A changing cafe footprint
The pandemic has pushed Starbucks to accelerate its deadline to improve its store footprint four years earlier than expected. Roughly 800 urban cafes across the U.S. and Canada are expected to close, and the chain plans to build more pick-up locations and drive-thru lanes. But investors will want to know more about how the transformation will change the average sales volume for a cafe and its labor costs.
One key question, according to Wells Fargo analyst Jon Tower, is whether Starbucks will be looking to upgrade current drive-thru locations with features like digital menu boards and double lanes. McDonald's is among the fast-food chains that have updated their drive-thru technology over the last several years, speeding up service times and reaping higher customer satisfaction.
China is expected to be the key market for new restaurant additions. Unlike the U.S. and many European countries, China has been able to avoid a significant surge in new Covid-cases as temperatures cooled. Starbucks' same-store sales in the country are expected to turn positive in the first quarter.
"We expect management will detail plans for accelerating unit growth in the coming years," UBS analyst Dennis Geiger said in a note Friday.

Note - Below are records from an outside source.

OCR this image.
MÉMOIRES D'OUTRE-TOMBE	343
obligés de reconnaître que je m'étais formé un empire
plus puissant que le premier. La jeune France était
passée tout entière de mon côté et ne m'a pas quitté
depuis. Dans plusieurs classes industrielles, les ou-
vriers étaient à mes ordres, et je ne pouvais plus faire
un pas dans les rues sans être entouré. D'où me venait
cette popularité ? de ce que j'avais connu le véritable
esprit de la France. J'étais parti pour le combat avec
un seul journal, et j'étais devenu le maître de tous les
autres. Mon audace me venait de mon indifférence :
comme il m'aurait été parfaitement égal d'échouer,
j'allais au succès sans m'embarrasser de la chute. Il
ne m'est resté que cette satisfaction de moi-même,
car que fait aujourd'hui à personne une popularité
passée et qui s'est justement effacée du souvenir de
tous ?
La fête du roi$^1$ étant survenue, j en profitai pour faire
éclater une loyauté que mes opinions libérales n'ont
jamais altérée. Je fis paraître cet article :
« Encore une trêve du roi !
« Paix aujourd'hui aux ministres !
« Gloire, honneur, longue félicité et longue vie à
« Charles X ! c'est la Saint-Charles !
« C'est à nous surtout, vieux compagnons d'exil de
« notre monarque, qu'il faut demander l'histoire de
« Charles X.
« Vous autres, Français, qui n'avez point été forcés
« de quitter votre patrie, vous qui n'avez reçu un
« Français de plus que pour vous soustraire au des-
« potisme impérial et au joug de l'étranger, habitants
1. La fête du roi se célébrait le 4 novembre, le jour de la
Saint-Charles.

Refranchising could drive more growth. Cowen estimates that selling off the Canadian, U.K., Japanese, Austrian and Swiss markets to franchisees could mean $4 billion in pretax cash. Refranchising also means that Starbucks would need to spend just a fraction of what it's currently spending on general and administrative expenses in those markets.
Adapting to new habits
Millions of Starbucks customers are working from home due to the crisis. The abrupt shift in behavior has meant that more coffee drinkers are brewing their own java at home or visiting Starbucks cafes later in the day for a break.
Smaller coffee shops may have fared worse during the pandemic, which could work in Starbucks' favor and help it gain market share.

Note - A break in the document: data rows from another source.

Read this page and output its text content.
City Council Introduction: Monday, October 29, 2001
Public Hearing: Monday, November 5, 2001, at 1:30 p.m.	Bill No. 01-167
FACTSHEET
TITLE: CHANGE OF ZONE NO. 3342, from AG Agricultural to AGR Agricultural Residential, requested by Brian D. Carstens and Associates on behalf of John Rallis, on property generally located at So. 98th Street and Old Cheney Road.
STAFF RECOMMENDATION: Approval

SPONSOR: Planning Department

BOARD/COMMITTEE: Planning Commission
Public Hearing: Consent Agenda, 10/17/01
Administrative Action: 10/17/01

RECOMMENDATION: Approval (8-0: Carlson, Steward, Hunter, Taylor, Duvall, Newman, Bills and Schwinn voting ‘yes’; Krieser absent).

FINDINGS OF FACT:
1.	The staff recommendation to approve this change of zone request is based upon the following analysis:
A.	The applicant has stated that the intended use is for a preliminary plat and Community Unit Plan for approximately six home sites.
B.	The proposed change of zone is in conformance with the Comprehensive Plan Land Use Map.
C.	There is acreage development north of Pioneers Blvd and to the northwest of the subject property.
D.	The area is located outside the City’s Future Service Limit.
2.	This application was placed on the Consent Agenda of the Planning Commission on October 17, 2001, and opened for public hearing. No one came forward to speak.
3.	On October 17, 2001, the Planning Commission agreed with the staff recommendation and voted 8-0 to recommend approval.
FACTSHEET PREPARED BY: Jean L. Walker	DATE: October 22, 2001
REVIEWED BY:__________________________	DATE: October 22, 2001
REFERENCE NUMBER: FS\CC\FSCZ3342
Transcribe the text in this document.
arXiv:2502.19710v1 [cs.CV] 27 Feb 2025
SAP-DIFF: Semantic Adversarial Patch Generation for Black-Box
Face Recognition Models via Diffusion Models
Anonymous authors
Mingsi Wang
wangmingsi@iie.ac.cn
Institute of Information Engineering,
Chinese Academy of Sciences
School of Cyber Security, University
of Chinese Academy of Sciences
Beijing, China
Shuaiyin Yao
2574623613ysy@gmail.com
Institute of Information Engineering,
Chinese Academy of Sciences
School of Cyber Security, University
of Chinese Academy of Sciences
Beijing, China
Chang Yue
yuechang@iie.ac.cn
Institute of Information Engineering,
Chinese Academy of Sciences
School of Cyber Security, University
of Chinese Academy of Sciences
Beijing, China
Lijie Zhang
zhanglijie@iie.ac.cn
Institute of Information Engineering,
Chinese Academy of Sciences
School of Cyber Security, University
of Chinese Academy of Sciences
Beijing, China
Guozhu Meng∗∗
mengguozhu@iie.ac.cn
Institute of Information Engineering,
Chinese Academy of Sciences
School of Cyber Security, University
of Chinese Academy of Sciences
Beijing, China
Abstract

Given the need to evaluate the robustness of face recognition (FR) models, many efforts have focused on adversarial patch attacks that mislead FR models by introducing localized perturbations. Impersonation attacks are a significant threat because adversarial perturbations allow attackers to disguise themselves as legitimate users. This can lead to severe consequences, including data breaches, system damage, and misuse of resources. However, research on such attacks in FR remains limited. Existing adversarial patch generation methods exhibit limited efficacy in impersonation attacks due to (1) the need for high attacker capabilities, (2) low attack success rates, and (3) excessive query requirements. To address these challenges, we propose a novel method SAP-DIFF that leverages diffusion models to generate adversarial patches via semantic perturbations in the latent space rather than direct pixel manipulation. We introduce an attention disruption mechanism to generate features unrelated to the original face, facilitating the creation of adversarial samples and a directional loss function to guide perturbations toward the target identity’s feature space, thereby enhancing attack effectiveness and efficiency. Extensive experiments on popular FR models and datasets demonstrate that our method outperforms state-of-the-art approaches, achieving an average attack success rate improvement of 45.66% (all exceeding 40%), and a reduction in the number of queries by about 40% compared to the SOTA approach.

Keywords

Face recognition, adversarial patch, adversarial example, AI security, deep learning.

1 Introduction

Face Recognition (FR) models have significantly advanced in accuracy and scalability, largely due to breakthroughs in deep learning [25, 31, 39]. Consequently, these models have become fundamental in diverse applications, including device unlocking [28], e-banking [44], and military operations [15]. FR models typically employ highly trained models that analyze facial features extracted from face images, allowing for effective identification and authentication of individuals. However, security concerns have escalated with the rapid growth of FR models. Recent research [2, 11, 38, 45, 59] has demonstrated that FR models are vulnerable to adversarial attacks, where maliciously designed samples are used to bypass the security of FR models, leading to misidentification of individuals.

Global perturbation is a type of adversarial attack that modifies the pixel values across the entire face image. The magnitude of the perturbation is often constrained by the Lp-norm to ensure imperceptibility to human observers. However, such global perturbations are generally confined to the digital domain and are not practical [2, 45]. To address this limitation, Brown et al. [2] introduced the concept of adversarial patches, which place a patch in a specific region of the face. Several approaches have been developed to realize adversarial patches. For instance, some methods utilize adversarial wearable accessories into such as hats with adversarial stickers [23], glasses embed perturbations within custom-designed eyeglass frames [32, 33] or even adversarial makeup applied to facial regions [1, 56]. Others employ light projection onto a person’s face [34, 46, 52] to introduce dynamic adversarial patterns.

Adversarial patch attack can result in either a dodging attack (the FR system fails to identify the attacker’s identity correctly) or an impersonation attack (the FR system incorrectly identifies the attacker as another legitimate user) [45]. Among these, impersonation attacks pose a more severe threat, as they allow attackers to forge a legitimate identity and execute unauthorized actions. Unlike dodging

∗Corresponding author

However, with vaccines on the horizon, it will be interesting to see what a post-Covid world looks like. Some trends, like making coffee at home, could stick around longer than the virus. While the coffee chain has a partnership with Nestle to sell its coffee beans in grocery stores, it still needs to lure customers back to its cafes.
"Yet, even though Starbucks has exposure to the at-home market, the returns from the channel are clearly far less than transactions in the store," Atlantic Equities Edward Lewis wrote in a note to clients.

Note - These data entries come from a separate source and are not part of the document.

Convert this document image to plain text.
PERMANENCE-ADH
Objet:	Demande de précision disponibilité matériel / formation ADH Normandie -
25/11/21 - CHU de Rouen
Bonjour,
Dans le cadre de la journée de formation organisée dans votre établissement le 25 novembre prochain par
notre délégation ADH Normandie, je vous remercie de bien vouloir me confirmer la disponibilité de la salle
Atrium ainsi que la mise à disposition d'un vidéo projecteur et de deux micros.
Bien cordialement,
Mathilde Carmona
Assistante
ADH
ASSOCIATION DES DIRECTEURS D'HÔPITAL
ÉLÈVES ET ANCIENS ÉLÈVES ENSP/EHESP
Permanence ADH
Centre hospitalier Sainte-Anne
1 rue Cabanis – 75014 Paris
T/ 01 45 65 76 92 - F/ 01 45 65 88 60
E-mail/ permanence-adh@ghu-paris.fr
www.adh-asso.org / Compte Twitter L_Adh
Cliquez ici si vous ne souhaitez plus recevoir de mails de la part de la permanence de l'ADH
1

Part of Starbucks' recovery plan will likely include flexing its digital capabilities and making its loyal program even more attractive.
Additions to the menu
In recent years, Starbucks has turned to cold beverages to induce customers to return more frequently. Colder drinks are more likely to be part of an afternoon routine, rather than an early morning ritual. This year, Starbucks' Pumpkin Cream Cold Brew outsold the Pumpkin Spice Latte, its trademark autumn drink.
Starbucks is also adding more plant-based options to its menu to appeal to customers who are consuming fewer animal products and to help fulfill its long-term sustainability goals. One opportunity for growth is oat milk, which is popular with coffee drinkers for its texture and taste even when added to hot drinks.
Another is meat substitutes, which tend to generate buzz. Over the summer, U.S. cafes offered a breakfast sandwich made with a sausage substitute from Impossible Foods. In China, Starbucks has a deal with Beyond Meat.